IndustrieBIER oder Craft Beer? Fortschritt oder präzivilisatorische Natürlichkeit?: Techno in der Nachmittagssonne
Ausgehen und rumstehen
von Svenja Bednarczyk
Der Freitagmorgen beginnt mit Craft Beer. Aus dem Radiowecker erklärt Greg Koch, der gerade eine Brauerei in Berlin-Mariendorf errichtet, im Deutschlandfunk: „Die Mission ist, dass die Menschen erkennen, dass Bier mehr sein kann als dieses ganze industrielle Zeugs.“ Als handwerklich gebraut und unabhängig von großen Konzernen beschreibt er sein Bier. Er sagt weiter: „Die großen Unternehmen denken, wir sind zu blöd. Sie denken, wir haben keinen Geschmack, wir verdienen nicht das Gute.“ Der Bericht nennt sein Craft Beer „anders als die großen Einheitsbiere“.
Antikapitalistische Rhetorik
Einheitsbier? Wer schon mal ein Jever und ein Radeberger getrunken hat, weiß, wie unterschiedlich Pils sein kann. Die Schlagworte erinnern stark an antikapitalistische Rhetorik, bei der Konzerne grundsätzlich böse, gleichmachend und profitgierig sind.
Der alternative Hipsterbrauer dagegen sei natürlich nur am Wohl seiner Kundschaft interessiert. „Craft Beer zu trinken, heißt, eine Haltung zu haben“, heißt es im Radiobericht. Hier soll nicht nur Bier, sondern auch Ideologie verkauft werden – für 6,40 Euro pro 0,33 Liter.

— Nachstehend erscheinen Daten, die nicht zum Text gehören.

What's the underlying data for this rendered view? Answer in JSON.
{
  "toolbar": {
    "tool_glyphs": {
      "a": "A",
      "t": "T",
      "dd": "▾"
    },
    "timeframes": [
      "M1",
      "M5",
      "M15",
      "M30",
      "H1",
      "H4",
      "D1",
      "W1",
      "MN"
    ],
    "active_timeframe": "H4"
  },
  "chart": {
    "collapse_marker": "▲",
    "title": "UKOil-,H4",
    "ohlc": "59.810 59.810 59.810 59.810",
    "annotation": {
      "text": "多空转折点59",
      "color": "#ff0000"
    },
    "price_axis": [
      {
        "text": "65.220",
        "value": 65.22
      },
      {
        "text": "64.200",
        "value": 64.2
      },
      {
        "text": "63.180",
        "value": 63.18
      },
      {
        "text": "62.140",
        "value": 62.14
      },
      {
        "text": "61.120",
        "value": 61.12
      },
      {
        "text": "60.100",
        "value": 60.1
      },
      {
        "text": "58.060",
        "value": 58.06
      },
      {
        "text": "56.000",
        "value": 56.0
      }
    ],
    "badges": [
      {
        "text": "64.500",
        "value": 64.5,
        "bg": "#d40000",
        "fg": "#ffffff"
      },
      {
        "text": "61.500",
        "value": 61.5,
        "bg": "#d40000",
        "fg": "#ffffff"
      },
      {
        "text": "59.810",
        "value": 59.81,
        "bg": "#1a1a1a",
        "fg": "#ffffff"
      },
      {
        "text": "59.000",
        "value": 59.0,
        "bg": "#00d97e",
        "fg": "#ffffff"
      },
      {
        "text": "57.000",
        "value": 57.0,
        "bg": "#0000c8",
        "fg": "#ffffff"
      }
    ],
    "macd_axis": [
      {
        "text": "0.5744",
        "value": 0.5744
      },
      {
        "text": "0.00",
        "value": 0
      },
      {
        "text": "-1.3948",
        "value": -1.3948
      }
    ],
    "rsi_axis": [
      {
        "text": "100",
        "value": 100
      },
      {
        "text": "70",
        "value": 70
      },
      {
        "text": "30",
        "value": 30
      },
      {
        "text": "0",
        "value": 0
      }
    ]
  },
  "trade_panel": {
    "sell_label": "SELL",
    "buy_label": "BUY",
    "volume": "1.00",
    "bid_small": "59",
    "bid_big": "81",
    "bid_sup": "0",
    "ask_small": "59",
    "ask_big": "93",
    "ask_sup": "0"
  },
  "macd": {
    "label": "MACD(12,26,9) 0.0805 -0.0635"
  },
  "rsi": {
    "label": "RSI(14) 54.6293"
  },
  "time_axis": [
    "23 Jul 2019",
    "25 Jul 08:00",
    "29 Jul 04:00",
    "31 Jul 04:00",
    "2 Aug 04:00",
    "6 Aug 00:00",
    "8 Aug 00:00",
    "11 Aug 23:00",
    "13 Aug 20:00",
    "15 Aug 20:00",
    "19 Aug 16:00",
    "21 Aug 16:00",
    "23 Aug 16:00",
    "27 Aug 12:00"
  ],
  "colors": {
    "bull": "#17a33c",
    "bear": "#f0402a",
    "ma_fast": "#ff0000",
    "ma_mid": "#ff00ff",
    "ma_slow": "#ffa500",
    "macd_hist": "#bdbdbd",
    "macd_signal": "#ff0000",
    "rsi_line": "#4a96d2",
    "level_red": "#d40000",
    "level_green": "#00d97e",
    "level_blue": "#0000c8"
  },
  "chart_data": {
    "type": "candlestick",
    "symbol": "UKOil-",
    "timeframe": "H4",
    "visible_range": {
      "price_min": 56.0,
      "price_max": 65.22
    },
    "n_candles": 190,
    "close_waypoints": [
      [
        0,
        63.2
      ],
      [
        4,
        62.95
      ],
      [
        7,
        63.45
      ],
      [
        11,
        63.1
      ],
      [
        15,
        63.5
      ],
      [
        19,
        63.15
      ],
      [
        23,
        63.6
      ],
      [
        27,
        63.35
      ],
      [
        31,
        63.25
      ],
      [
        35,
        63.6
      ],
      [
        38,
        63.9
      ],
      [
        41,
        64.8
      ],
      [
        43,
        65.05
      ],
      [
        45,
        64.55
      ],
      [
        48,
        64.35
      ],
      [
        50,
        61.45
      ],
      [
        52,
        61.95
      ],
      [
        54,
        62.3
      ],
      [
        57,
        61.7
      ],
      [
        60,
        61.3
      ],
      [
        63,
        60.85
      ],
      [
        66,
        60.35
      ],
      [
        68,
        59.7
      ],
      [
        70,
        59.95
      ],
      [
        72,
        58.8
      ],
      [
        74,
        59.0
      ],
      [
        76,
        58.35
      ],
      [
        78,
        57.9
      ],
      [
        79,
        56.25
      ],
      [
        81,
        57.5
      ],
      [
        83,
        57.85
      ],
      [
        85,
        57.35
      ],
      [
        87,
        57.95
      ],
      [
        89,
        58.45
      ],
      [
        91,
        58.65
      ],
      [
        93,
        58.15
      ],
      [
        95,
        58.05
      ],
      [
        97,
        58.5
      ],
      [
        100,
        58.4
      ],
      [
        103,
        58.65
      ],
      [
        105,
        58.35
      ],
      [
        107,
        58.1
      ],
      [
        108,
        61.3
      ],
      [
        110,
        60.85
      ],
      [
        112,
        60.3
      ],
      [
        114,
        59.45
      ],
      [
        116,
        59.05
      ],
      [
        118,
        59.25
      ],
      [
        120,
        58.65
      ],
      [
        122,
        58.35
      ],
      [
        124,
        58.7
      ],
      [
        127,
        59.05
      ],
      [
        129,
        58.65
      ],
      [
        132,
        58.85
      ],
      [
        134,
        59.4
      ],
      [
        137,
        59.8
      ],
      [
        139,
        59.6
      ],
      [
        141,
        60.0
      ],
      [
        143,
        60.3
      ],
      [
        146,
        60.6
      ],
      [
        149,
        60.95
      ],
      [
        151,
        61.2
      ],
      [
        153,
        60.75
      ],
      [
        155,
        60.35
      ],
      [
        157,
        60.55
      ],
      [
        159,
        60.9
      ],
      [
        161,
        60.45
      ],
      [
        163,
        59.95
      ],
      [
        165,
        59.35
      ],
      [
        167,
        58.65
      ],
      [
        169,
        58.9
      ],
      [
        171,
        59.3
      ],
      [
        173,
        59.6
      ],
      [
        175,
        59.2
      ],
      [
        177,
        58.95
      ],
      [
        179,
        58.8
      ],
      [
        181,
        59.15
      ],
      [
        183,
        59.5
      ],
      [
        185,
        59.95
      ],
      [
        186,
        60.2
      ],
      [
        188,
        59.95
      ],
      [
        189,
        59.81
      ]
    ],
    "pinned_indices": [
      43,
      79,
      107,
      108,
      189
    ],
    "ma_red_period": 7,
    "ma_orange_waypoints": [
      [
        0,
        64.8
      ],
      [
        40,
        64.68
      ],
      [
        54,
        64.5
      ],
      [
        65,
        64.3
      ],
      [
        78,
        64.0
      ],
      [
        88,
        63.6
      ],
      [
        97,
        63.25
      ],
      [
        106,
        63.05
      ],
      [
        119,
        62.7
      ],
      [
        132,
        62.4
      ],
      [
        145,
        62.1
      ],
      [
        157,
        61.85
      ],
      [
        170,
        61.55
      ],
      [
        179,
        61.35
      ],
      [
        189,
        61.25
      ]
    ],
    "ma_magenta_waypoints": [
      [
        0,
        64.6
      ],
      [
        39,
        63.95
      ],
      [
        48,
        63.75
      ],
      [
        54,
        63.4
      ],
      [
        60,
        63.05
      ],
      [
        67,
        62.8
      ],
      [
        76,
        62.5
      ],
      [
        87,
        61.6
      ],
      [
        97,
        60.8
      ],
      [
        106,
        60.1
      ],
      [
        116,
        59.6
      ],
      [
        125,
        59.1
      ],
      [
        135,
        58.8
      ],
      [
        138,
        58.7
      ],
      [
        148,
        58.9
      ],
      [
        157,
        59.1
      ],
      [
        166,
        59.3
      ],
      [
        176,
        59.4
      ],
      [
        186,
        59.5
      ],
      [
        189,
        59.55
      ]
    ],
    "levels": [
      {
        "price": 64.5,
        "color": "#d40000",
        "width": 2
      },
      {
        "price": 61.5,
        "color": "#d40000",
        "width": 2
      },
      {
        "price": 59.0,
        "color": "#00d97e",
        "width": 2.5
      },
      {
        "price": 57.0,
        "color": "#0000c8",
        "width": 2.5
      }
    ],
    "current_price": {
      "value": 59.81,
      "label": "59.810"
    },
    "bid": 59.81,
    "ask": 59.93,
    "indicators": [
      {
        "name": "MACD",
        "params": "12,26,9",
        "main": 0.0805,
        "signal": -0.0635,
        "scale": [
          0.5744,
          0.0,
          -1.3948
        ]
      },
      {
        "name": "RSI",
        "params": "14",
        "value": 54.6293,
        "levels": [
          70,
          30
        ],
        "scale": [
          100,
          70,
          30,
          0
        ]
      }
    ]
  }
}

Ich mache das Radio aus und mich auf den Weg nach draußen. Im Flur treffe ich den Mitbewohner. „Guck mal, ich habe mir Barfußschuhe gekauft“, sagt er. „Das ist natürliches Laufen, megagesund für die Füße und den Rücken.“ 80 Euro hat er ausgegeben für ein Paar schwarze Antirutschstrümpfe mit Gummi an der Sohle. Er berichtet, wie Kinder in der Bahn über seine neue Fußbekleidung diskutieren. Warum der Mann nur Socken trage, fragen sie sich. Er klingt stolz.
Ökohippie und Prenzlauer-Berg-Bioeltern sind sich einig. Ihr Konsum soll natürlich sein, nachhaltig, gesund, regional und die Ware am liebsten handgemacht. Denn das individuelle Produkt bestärkt die vermeintliche Individualität der Käufer*in. Dabei wird Massenversorgung verteufelt und die präzivilisatorische Zeit als „natürlich“ verherrlicht. Die Menschen sind auf der Suche nach dem guten Leben.
Darauf ein Plädoyer für den Fortschritt in drei Sätzen: Gar alles spricht doch für die industrielle Produktion. Billige und effiziente Herstellung in einer arbeitsteiligen Gesellschaft beispielsweise. Keine Scherben in den Füßen dank festem Schuhwerk sind auch gesund und weniger Kopfschmerzen am nächsten Tag nach dem Genuss von „Einheitsbier“.
Am Abend besuche ich mit M. einen Vortrag des Journalisten Thomas von der Osten-Sacken zum Krieg in Syrien und Irak. Ich entscheide mich gegen das an der Bar angebotene Craft Beer. M. bezeichnet sich selbst als neoliberal. Was sagst du zum Natürlichkeitsfetisch der Menschen? „Wenn es eine Nachfrage nach Handgemachtem gibt, ist das doch in Ordnung“, sagt er. „Fortschrittsfeindlichkeit ist dumm, aber es spricht doch nichts dagegen, dass Leute das dumme Zeug bekommen, das sie wollen.“
Samstag ist Tagsüberparty
Am Samstag gehe ich mit M. auf eine Tagsüberparty. Vom Türsteher werden wir gefragt, welche unsere Lieblingsfarbe ist. Schwarz. Auf zwei Floors läuft düsterer Techno. Menschen tragen Sonnenbrillen und sportliche Outfits mit Logos von Nike und Adidas. Wir tanzen mehrere Stunden in der Nachmittagssonne; an der Bar gibt es Sonnencreme und Bier nur von Beck’s. Auch hier suchen die Menschen das gute Leben – im Hedonismus.
Als ich Sonntagmorgen frühstücken will, sind keine Tiefkühlbrötchen mehr da. Also backe ich selbst Brot mit Biomehl, Biokräutern, Biohefe, Bioröstzwiebeln und Himalajasalz für die Mitbewohner. Dazu gibt es veganen Rührtofu. Total natürlich, nachhaltig, gesund, regional und handgemacht. Immer radikal, niemals konsequent.